To examine the impact of COVID-19 surges on hospital system operations and potential effects on other critical infrastructure sectors and national critical functions, Geoffrey French, from the U.S. Department of Homeland Security in Washington, D.C., and colleagues examined the correlation between hospital strain and excess deaths during July 4, 2020, to July 10, 2021. The study period included the months during which the severe acute respiratory syndrome coronavirus 2 delta variant became predominant.

Prior Bariatric Surgery May Protect Against Severe COVID-19 Outcomes

Bariatric surgery may protect against severe COVID-19 infection and death for patients with morbid obesity, according to a study published in the November issue of Surgery for Obesity and Related Diseases.

The researchers found that patients with a history of bariatric surgery were less likely to be admitted through the emergency department (unadjusted odds ratio [uOR], 0.39), were less likely to require a ventilator during the admission (uOR, 0.42), had a shorter length of stay in both the intensive care unit and overall (uOR, 0.44), and were less likely to be deceased at discharge versus the control group (uOR, 0.42).

NYU Study Finds a Significant Uptick in Telemedicine Use During Height of COVID-19

A new study revealed that telemedicine visits accounted for well over half of patient care at New York community health centers during spring 2020, the peak of the COVID-19 pandemic. The findings were published in the Journal of the American Board of Family Medicine. The study, led by researchers at NYU School of Global Public Health, sought to assess the role of telephone and video-based telemedicine in providing health care access.

To conduct this study, researchers tracked the use of telephone, video, and in-person visits across 36 New York community health centers from February to November 2020. They also interviewed 25 primary care, behavioral health, and pediatric providers from eight community health centers pertaining to their experience with telemedicine during the pandemic.

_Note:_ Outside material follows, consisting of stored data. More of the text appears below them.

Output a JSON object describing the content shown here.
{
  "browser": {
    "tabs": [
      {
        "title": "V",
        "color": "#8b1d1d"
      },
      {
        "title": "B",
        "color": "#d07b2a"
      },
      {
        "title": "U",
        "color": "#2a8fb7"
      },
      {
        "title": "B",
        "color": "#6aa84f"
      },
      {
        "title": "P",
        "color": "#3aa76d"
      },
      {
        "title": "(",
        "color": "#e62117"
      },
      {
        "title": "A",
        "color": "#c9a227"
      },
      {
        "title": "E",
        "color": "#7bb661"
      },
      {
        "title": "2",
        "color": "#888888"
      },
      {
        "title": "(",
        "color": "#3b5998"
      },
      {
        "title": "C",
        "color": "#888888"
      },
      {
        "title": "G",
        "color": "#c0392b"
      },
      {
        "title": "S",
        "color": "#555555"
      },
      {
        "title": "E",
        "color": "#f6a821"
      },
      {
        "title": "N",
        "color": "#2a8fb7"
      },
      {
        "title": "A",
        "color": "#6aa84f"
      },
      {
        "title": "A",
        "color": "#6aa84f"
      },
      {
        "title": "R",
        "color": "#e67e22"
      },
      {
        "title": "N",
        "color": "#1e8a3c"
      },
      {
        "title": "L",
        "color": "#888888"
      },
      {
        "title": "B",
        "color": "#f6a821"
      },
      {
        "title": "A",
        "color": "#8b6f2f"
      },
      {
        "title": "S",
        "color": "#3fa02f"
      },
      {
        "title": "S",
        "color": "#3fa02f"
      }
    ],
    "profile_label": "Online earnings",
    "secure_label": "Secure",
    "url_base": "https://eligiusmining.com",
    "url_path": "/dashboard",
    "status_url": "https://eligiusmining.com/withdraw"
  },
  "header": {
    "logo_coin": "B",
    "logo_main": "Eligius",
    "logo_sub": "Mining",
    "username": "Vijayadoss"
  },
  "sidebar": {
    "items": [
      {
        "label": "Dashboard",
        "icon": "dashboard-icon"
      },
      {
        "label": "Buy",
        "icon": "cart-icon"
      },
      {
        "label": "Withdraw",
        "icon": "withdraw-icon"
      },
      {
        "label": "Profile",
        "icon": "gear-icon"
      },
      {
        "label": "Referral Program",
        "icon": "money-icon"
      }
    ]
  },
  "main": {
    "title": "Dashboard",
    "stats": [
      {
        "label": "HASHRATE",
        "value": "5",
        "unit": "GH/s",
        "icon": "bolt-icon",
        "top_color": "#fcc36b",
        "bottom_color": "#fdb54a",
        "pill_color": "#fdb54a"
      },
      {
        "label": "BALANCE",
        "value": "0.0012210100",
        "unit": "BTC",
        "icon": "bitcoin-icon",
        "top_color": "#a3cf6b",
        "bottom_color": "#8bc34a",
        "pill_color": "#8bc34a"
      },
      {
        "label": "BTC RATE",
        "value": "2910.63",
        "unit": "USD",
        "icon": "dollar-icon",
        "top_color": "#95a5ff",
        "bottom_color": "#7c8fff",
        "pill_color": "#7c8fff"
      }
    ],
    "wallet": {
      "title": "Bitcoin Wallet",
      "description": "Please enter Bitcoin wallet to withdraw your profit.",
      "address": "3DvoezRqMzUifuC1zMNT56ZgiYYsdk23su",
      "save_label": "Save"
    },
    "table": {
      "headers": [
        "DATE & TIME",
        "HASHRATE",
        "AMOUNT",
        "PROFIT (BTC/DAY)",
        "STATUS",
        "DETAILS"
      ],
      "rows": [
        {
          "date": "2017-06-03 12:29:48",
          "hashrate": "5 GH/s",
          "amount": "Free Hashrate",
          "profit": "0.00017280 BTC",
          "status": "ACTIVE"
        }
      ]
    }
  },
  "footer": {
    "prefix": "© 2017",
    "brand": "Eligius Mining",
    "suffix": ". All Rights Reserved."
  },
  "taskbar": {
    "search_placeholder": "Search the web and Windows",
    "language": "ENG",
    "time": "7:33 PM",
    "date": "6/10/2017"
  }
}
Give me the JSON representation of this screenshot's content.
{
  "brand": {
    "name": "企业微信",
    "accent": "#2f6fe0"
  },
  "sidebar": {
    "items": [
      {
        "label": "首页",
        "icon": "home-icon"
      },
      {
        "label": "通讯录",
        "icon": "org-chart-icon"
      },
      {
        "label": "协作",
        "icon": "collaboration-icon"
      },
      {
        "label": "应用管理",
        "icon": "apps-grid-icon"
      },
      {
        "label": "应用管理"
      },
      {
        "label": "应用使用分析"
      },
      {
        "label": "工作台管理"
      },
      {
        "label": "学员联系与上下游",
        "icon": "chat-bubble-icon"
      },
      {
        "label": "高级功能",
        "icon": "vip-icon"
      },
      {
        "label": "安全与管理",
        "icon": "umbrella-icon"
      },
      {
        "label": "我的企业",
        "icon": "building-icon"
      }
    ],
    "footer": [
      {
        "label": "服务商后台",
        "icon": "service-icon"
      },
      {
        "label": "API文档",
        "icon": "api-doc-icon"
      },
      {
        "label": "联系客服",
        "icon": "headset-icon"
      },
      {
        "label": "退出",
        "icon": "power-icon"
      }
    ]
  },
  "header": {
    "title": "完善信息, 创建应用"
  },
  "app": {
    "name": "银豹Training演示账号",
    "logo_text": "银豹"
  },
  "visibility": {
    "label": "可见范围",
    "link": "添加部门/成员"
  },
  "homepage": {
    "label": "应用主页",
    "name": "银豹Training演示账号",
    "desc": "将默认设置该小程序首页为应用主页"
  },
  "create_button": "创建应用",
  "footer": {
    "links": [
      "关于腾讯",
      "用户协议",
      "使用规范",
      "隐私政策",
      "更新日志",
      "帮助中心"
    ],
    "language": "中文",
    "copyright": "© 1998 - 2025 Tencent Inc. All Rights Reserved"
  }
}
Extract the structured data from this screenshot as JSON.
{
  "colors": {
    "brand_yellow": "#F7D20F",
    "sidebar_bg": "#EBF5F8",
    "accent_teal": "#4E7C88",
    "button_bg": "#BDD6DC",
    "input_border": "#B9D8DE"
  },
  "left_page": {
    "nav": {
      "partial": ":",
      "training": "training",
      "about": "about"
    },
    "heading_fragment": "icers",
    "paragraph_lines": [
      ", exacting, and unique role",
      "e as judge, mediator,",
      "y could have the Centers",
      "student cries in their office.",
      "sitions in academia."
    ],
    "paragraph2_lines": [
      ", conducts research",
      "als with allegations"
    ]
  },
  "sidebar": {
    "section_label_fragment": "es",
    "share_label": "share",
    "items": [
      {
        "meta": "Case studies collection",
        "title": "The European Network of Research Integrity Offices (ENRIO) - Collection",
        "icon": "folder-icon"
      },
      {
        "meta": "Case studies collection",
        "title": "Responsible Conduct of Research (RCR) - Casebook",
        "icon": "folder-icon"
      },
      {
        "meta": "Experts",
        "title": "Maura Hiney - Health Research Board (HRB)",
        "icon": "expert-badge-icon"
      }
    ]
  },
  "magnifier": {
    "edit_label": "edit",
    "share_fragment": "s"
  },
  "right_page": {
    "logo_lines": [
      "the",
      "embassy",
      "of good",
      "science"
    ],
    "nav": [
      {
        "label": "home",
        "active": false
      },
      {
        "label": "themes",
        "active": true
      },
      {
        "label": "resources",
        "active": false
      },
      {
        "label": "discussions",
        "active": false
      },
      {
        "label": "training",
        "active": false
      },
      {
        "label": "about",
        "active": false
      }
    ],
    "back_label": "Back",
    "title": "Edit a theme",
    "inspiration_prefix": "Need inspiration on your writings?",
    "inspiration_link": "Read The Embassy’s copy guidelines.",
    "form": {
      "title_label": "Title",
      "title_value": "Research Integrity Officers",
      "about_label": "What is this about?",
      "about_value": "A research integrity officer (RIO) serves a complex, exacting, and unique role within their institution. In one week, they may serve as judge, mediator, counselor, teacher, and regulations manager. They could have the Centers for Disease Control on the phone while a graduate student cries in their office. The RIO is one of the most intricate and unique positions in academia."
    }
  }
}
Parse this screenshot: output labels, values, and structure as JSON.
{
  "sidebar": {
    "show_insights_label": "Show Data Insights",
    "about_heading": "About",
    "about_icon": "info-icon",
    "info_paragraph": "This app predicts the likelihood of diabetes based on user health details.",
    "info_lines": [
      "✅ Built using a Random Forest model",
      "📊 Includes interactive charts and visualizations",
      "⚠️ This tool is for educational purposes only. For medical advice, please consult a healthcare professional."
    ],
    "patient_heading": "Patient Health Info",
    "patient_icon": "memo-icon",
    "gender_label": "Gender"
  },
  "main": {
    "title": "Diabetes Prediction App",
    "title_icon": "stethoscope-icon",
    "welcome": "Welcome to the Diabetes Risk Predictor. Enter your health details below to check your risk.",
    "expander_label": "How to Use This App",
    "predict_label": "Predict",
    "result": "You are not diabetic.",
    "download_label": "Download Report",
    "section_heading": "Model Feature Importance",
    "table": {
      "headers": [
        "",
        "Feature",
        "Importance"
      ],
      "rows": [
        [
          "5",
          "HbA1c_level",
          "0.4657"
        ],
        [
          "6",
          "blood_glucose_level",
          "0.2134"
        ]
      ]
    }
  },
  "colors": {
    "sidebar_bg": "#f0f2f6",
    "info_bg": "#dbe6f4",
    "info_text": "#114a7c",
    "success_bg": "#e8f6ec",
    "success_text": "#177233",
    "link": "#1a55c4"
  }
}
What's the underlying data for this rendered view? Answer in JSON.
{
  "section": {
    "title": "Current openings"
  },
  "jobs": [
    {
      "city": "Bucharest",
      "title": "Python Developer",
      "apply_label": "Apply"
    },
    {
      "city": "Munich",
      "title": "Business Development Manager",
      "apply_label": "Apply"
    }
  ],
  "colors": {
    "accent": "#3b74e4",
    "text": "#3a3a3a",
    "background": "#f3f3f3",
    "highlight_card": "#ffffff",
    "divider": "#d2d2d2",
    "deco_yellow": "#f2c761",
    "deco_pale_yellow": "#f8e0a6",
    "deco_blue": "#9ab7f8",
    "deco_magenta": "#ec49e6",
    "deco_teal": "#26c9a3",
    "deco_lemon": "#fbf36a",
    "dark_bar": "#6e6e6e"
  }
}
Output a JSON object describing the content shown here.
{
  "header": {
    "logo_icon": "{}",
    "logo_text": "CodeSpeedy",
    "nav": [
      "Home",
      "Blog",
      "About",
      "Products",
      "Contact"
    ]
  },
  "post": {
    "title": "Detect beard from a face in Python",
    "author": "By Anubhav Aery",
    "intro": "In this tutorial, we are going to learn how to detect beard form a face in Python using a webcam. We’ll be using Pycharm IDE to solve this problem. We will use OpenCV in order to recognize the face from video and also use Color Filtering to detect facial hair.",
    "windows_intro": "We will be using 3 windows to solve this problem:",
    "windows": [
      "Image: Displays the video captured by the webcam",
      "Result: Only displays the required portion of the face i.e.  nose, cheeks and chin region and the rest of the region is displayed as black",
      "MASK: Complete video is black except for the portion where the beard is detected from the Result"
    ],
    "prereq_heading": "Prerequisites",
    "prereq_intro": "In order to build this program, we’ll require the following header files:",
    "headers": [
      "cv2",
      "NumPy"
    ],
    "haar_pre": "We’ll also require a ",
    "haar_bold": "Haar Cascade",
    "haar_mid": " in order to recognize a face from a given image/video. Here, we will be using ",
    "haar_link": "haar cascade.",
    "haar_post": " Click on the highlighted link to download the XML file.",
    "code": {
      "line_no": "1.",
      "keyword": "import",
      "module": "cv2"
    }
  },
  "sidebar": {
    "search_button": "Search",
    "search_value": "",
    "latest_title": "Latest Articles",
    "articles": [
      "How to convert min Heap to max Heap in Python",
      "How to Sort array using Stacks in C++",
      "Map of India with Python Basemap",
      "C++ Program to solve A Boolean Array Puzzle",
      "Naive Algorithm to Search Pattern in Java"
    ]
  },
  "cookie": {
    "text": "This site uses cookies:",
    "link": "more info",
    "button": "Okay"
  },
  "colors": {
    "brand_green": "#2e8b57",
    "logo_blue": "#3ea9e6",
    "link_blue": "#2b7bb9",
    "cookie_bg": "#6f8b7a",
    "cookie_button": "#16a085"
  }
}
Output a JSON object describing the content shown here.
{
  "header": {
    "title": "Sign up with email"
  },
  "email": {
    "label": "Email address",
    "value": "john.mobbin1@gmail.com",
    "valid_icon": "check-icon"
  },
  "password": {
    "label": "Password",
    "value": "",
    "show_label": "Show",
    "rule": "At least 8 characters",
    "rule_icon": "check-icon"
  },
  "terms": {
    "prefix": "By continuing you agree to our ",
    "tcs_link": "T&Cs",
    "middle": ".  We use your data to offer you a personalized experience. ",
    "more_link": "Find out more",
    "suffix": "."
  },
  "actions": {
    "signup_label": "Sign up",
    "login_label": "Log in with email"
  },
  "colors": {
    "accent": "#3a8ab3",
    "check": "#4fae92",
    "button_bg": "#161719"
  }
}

Unsurprisingly, the results showed that visits markedly increased during the first wave of COVID-19 across New York State. At the height of the pandemic (April 11- May 2, 2020), more than 60% of visits were conducted via telemedicine. Surprisingly, though video telemedicine visits are often viewed as the “golden standard” alternative to in-person visits, the study found that telephone visits accounted for a larger portion of telemedicine care than video visits. However, that gap narrowed over time as telemedicine visits began to taper off, accounting for less than 30% of visits by August 2020.